De tweede groep ziet Nima als een frisse club. Die kennen ons van de recente vier, vijf jaar, dus van de events en masterclasses. Zij staan er positief in.
En je hebt de mensen die ons uit het verleden kennen, die zullen woorden als ‘stoffig’ en ‘weinig dynamisch’ in de mond nemen. Overigens gaat zoiets al gauw samen met het begrip ‘vereniging’. Wij proberen die term ook te vermijden, we verkopen niet zozeer lidmaatschap alswel toegevoegde waarde. En daar betalen onze leden ook voor.

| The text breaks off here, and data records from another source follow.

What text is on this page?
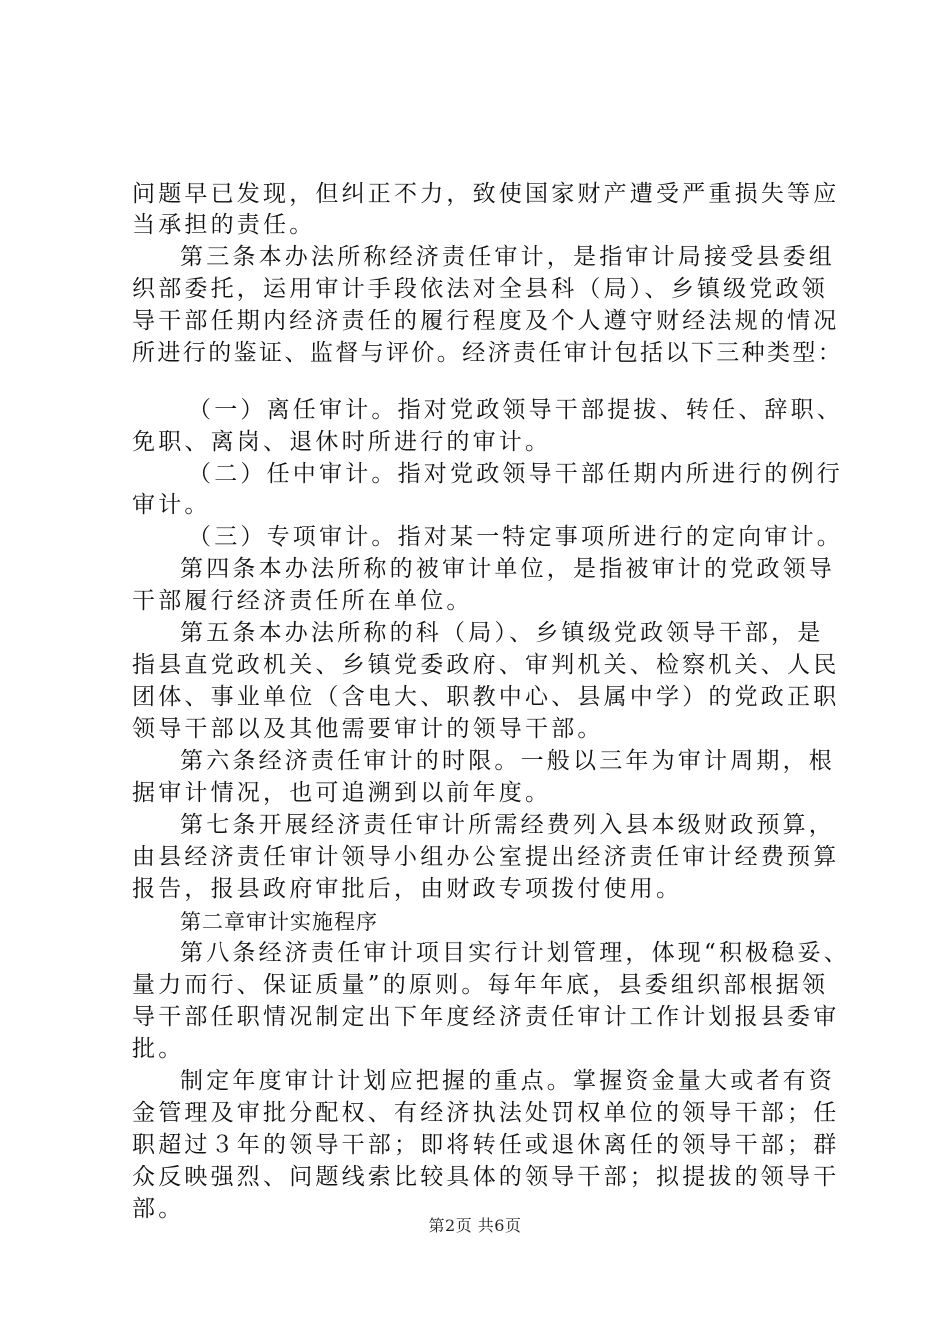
问题早已发现，但纠正不力，致使国家财产遭受严重损失等应
当承担的责任。
第三条本办法所称经济责任审计，是指审计局接受县委组
织部委托，运用审计手段依法对全县科（局）、乡镇级党政领
导干部任期内经济责任的履行程度及个人遵守财经法规的情况
所进行的鉴证、监督与评价。经济责任审计包括以下三种类型：
（一）离任审计。指对党政领导干部提拔、转任、辞职、
免职、离岗、退休时所进行的审计。
（二）任中审计。指对党政领导干部任期内所进行的例行
审计。
（三）专项审计。指对某一特定事项所进行的定向审计。
第四条本办法所称的被审计单位，是指被审计的党政领导
干部履行经济责任所在单位。
第五条本办法所称的科（局）、乡镇级党政领导干部，是
指县直党政机关、乡镇党委政府、审判机关、检察机关、人民
团体、事业单位（含电大、职教中心、县属中学）的党政正职
领导干部以及其他需要审计的领导干部。
第六条经济责任审计的时限。一般以三年为审计周期，根
据审计情况，也可追溯到以前年度。
第七条开展经济责任审计所需经费列入县本级财政预算，
由县经济责任审计领导小组办公室提出经济责任审计经费预算
报告，报县政府审批后，由财政专项拨付使用。
第二章审计实施程序
第八条经济责任审计项目实行计划管理，体现“积极稳妥、
量力而行、保证质量”的原则。每年年底，县委组织部根据领
导干部任职情况制定出下年度经济责任审计工作计划报县委审
批。
制定年度审计计划应把握的重点。掌握资金量大或者有资
金管理及审批分配权、有经济执法处罚权单位的领导干部；任
职超过３年的领导干部；即将转任或退休离任的领导干部；群
众反映强烈、问题线索比较具体的领导干部；拟提拔的领导干
部。
第2页 共6页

Het cafetariamodel.
Bent u het eens met die woorden?
Niet echt. Iedereen kent wel het fenomeen ‘abonnement’, maar het fenomeen ‘lidmaatschap’, zo van: met z’n allen de barricaden op en lid worden van een vakbond en zo… dat was vroeger!
Hoe neemt Nima dat stoffige imago weg?
Niet. Maar de groep die dit beeld heeft, wordt ook steeds kleiner. Ik kan niet iemand die ons van vijf jaar terug kent, zover krijgen alsnog met ons in zee te gaan. Ik steek mijn tijd en energie liever in mensen die enthousiast zijn. Die iets willen opsteken.
De term Permanente Educatie is veelvuldig op de website van Nima te vinden. Wat houdt dat precies in?
Als jij serieus met je vak bezig bent en je wilt op z’n minst bijblijven – want stilstand is achteruitgang – dan vragen wij actie. Dat kun je zelf doen, bijvoorbeeld door je te abonneren op MarketingTribune. Hoe je dat doet maakt niet uit, maar Nima kan je er in elk geval bij helpen. We bieden feitelijk een stok achter de deur. Het hogere goed is dat je je vak bijhoudt en jezelf blijft ontwikkelen. Simpelweg omdat je dan meer kansen hebt op de arbeidsmarkt. Het is toch veel leuker om bij een bedrijf binnen te komen en dat je direct kunt vertellen wat de laatste trends in marketing zijn?
Wat zijn in een notendop de plannen voor de toekomst?
We gaan zwaar op volume, dus niet op winstmaximalisatie, maar zoveel mogelijk mensen proberen te betrekken bij onze club. Met als enige doel om ze te enthousiasmeren om zich constant te ontwikkelen. Er zijn meer dan honderdduizend professionals werkzaam in de marketing en sales en die hele beroepsgroep willen wij ze goed mogelijk bedienen. Er hebben zich nu 3.000 leden bij Nima aangesloten, dat moeten er minimaal 25.000 worden.